Rendez-vous incontournable des amateurs d’expériences fulldome, le SAT Fest, basé à Montréal, récompense chaque année des projets cinématographiques adaptés à l’expérience 360. Retour sur les vainqueurs d’une édition débordant d’idées neuves.
Une exploration d’un champignon unicellulaire, un voyage dans le subconscient ou encore un paradis virtuel pour feuilles mortes… Les projets récompensés par le jury du festival de la SAT (Société des Arts Technologiques) de Montréal brillent aussi bien par leur poésie que par leurs prouesses techniques. Preuve en est faite avec les six lauréats de la dernière édition, toujours plus internationale, toujours plus à l’affut d’une créativité sans bornes.

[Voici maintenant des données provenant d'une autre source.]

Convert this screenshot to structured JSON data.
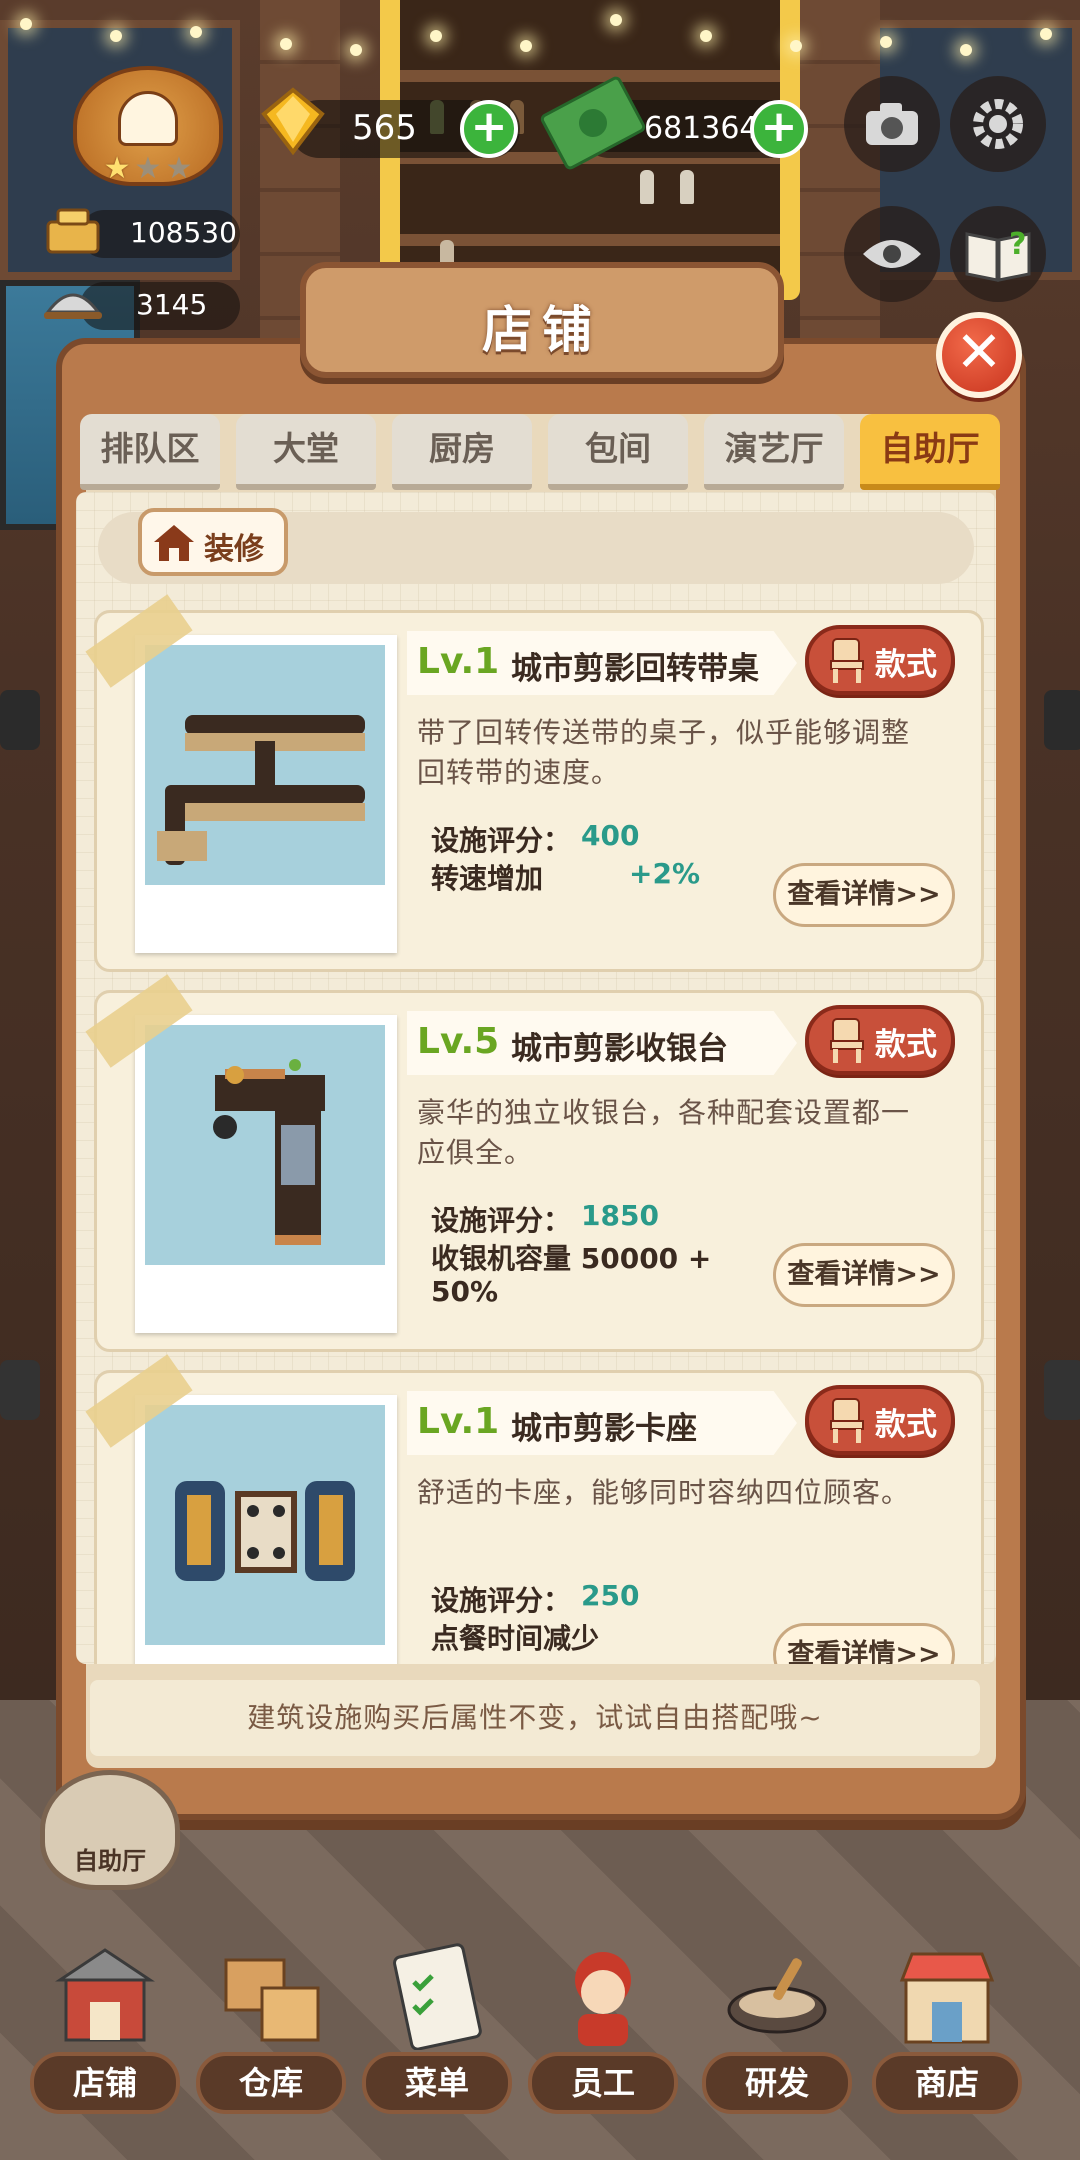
{
  "hud": {
    "gems": "565",
    "cash": "6813649",
    "stat_top": "108530",
    "stat_bottom": "3145",
    "rank_stars_filled": 1,
    "rank_stars_total": 3
  },
  "panel": {
    "title": "店铺",
    "tabs": [
      {
        "label": "排队区",
        "active": false
      },
      {
        "label": "大堂",
        "active": false
      },
      {
        "label": "厨房",
        "active": false
      },
      {
        "label": "包间",
        "active": false
      },
      {
        "label": "演艺厅",
        "active": false
      },
      {
        "label": "自助厅",
        "active": true
      }
    ],
    "decor_label": "装修",
    "style_label": "款式",
    "detail_label": "查看详情>>",
    "rating_label": "设施评分：",
    "items": [
      {
        "level": "Lv.1",
        "name": "城市剪影回转带桌",
        "description": "带了回转传送带的桌子，似乎能够调整回转带的速度。",
        "rating": "400",
        "effect_label": "转速增加",
        "effect_value": "+2%"
      },
      {
        "level": "Lv.5",
        "name": "城市剪影收银台",
        "description": "豪华的独立收银台，各种配套设置都一应俱全。",
        "rating": "1850",
        "effect_label": "收银机容量 50000 +",
        "effect_label_2": "50%"
      },
      {
        "level": "Lv.1",
        "name": "城市剪影卡座",
        "description": "舒适的卡座，能够同时容纳四位顾客。",
        "rating": "250",
        "effect_label": "点餐时间减少"
      }
    ],
    "footer_note": "建筑设施购买后属性不变，试试自由搭配哦~"
  },
  "zone_badge": "自助厅",
  "bottom_nav": [
    {
      "label": "店铺",
      "icon": "shop-building-icon"
    },
    {
      "label": "仓库",
      "icon": "warehouse-boxes-icon"
    },
    {
      "label": "菜单",
      "icon": "menu-clipboard-icon"
    },
    {
      "label": "员工",
      "icon": "staff-character-icon"
    },
    {
      "label": "研发",
      "icon": "research-wok-icon"
    },
    {
      "label": "商店",
      "icon": "store-icon"
    }
  ],
  "colors": {
    "accent_green": "#6aa622",
    "stat_teal": "#2a9a8a",
    "tab_active": "#f8c040",
    "style_button": "#c8503a",
    "panel_wood": "#b97a4c"
  }
}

Inner Island – Sergey Prokofyev
Mention spéciale du jury, le travail de l’artiste ukrainien Sergey Prokofyev s’inspire de la pièce musicale Souvenir de Porto Rico du compositeur Louis Moreau Gottschalk (1857) pour créer un espace architectural en constante évolution dont les contours suivent le rythme d’une mélodie complexe. En résulte un court-métrage d’à peine plus de six minutes, et pourtant riche d’images fortes, marquantes, rendues plus saisissantes encore grâce à une caméra dynamique, tellement remuante qu’elle génère par instants l’émergence de séquences abstraites.
Ignite! – Lynn Tomlinson
Récompensé pour son originalité, le projet de Lynn Tomlinson connecte lui aussi la musique et l’image dans un court-métrage où le son et l’animation s’influencent mutuellement. En faisant collaborer des étudiants en art, en cinéma et en musique de l’Université de Towson (où l’artiste enseigne), l’artiste américaine, spécialisée dans l’animation, met en scène une chorale en direct improvisée sur une animation rotoscopée colorée. Pour un rendu ludique et acidulé qui fait parfaitement sens avec ce que recherche Lynn Tomlinson via la technologie fulldome : l’expérience collective, voire carrément collaborative.

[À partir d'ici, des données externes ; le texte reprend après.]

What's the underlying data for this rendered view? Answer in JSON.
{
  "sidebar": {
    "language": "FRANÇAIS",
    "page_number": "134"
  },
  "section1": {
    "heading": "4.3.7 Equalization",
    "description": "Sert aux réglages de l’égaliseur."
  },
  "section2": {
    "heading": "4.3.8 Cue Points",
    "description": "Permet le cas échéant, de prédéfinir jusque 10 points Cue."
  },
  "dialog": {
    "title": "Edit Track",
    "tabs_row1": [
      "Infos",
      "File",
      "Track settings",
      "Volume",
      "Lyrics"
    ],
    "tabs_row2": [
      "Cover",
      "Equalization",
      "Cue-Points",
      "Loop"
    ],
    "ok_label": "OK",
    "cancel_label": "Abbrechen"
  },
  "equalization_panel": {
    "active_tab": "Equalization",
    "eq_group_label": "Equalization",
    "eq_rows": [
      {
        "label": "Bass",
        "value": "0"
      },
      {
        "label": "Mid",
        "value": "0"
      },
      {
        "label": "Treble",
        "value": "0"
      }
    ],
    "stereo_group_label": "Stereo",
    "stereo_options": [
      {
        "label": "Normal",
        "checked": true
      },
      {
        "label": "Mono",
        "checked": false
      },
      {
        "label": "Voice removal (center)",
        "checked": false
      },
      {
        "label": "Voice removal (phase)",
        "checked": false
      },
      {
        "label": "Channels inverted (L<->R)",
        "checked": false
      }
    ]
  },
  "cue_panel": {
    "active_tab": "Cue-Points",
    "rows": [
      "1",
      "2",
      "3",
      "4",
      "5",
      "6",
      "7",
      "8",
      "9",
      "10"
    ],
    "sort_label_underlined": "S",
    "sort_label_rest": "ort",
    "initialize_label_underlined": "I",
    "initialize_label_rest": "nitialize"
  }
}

Dancing with Dead Animals – Maarten Isaak de Heer
Artiste d’animation basé à Berlin, Maarten Isaäk de Heer remporte deux prix (Les prix « Innovation » et « Excellence ») grâce à un projet poétique inspiré de son environnement immédiat. Après avoir réalisé des photogrammes 3D de toutes les créatures mortes autour de lui, l’artiste les installe dans un Eden 2.0 où Adam et Eve dansent entourés des matériaux organiques en décomposition ramenés à la vie, dans un tableau des plus esthétiques. On reste en effet particulièrement admiratif de la manière dont Maarten Isaak de Heer parvient à faire de chaque séquence un tableau à part entière, Dancing with Dead Animals tenant finalement moins d’un étrange documentaire animalier que d’une installation de peintures projetées à 360 degrés.

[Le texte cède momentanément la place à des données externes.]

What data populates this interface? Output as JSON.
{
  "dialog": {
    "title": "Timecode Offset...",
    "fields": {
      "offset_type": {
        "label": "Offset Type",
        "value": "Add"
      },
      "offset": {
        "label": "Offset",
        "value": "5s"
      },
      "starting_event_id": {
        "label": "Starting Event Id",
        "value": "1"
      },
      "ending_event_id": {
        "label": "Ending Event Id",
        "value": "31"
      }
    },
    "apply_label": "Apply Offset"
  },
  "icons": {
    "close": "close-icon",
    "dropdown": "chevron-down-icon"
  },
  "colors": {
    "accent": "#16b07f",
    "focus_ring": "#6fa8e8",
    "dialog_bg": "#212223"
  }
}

Protist Rhapsody – Uncharted Limbo
Lauréat du prix « Trame sonore », le collectif anglais Uncharted Limbo s’intéresse lui aussi à la matière organique en plongeant le spectateur dans le cycle de vie du Physarum Polycephalum, une espèce de champignon unicellulaire. Un voyage complètement fou qui questionne, à travers l’étude du mycélium, les fondamentaux de l’existence humaine. Derrière cet aspect, foncièrement scientifique, restent en tête l’élégance de la mise en scène, ainsi que les mouvements presque chorégraphiques de cette entité numérique visible à l’écran – pas un hasard quand on sait que Uncharted Limbo collabore régulièrement avec des chorégraphes, des musiciens et des chercheurs en blouse blanche.
FEED – IMUU
À la manière d’un jeu vidéo, le collectif IMUU nous invite à jouer le rôle d’une souris d’ordinateur afin d’explorer un monde complexe aux airs de panoptique, cette architecture carcérale imaginée par les frères Jeremy et Samuel Bentham dans l’idée de permettre au regard de saisir la totalité d’un espace. L’occasion pour ceux qui ont reçu le prix de l’« Œuvre narrative » d’interroger notre existence numérique et de poser un regard critique sur notre ère post-digitale et le capitalisme. Quand art numérique rime avec réflexions dystopiques…
Dream – Ari Dykier
Lauréat du prix du « Public », le court-métrage Dream a été imaginé par Ari Dykier selon la technique du collage et fait référence à la tradition du surréalisme, du steampunk et des gravures du XIXème siècle. Une esthétique mise au service de la découverte du subconscient du spectateur, qui est invité ici à interpréter librement les images et les symboles apparaissant à l’écran.